Jacob and Leah are understandably peeved when they get the news that Dinah’s gotten married in the city. When Dinah’s male relatives realize she’s slept with her prince, well, the screaming begins again.

In a bitter twist on the victim-shaming today’s rape survivors deal with, Dinah’s brothers won’t take her word for it that she actually consented. In their eyes, her body was never hers to give. Simon and Levi’s revenge sets up the last half of “The Red Tent” into a pendulum of agony and redemption for Dinah, who is eventually forced to take her midwife skills and strike out on her own.

For such a woman-centric, I-will-survive story, there’s relatively little feminist musing in “The Red Tent,” though Ferguson delivers one memorable freak-out on her father, scooping up dust in her bloody hands and crying, “I am property!”

Also noticeably absent is the God of the Old Testament. No storm clouds open, no seas part, no one turns into a pillar of salt. You could almost forget that “The Red Tent” is a Bible story, if it didn’t honor the Hollywood tradition of putting white people in the starring roles among the minority extras hired to populate Canaan and Egypt.

What happens as a result of that boneheaded casting is that that Ferguson, whose fair skin and freckles blaze under the desert sun, is first an exotic target of lust, then a victim of violence, then a revered medicine woman, all at the hands of darker-skinned men. It also means that Joseph is the only redhead among the slaves of Egypt before he rises up to rule them.
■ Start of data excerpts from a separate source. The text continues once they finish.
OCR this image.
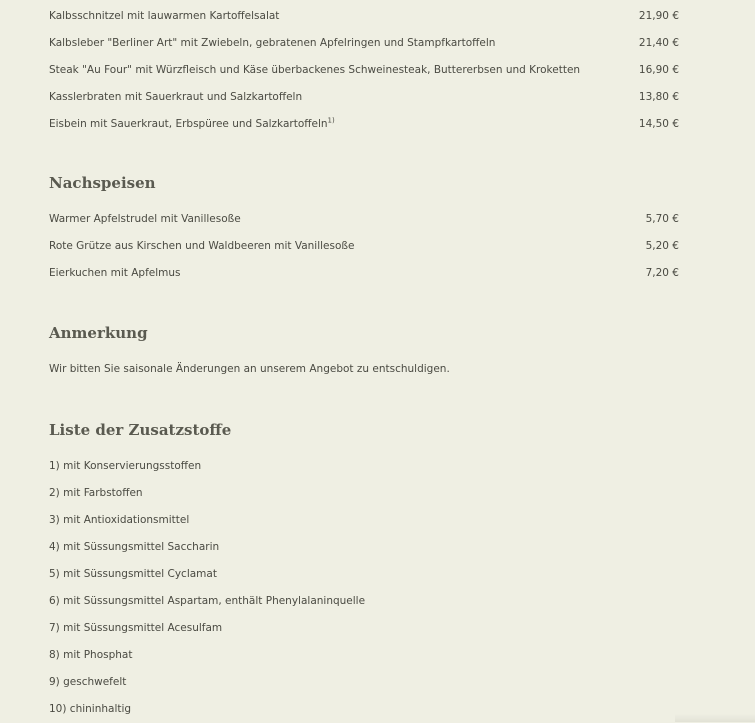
Kalbsschnitzel mit lauwarmen Kartoffelsalat	21,90 €
Kalbsleber "Berliner Art" mit Zwiebeln, gebratenen Apfelringen und Stampfkartoffeln	21,40 €
Steak "Au Four" mit Würzfleisch und Käse überbackenes Schweinesteak, Buttererbsen und Kroketten	16,90 €
Kasslerbraten mit Sauerkraut und Salzkartoffeln	13,80 €
Eisbein mit Sauerkraut, Erbspüree und Salzkartoffeln$^{1)}$	14,50 €
Nachspeisen
Warmer Apfelstrudel mit Vanillesoße	5,70 €
Rote Grütze aus Kirschen und Waldbeeren mit Vanillesoße	5,20 €
Eierkuchen mit Apfelmus	7,20 €
Anmerkung
Wir bitten Sie saisonale Änderungen an unserem Angebot zu entschuldigen.
Liste der Zusatzstoffe
1) mit Konservierungsstoffen
2) mit Farbstoffen
3) mit Antioxidationsmittel
4) mit Süssungsmittel Saccharin
5) mit Süssungsmittel Cyclamat
6) mit Süssungsmittel Aspartam, enthält Phenylalaninquelle
7) mit Süssungsmittel Acesulfam
8) mit Phosphat
9) geschwefelt
10) chininhaltig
If that doesn’t bother you, you may have a bright future in Hollywood. Ridley Scott’s “Exodus: Gods and Kings,” which hits theaters Friday, retains the mindset that once put a Cleopatra wig on Liz Taylor. Australian actor Joel Edgerton as Ramses II. Christian Bale as Moses. Aaron Paul as Joshua. But the slaves, thieves and assassins are black.

“The Red Tent” is an enjoyable tale of one woman’s survival, and maybe it’s unfair to expect a cable miniseries to draw viewers with unknown actors who look just like their biblical counterparts might have. Between the issues of race, tribalism, rape and consent, “The Red Tent” covers more ground than expected.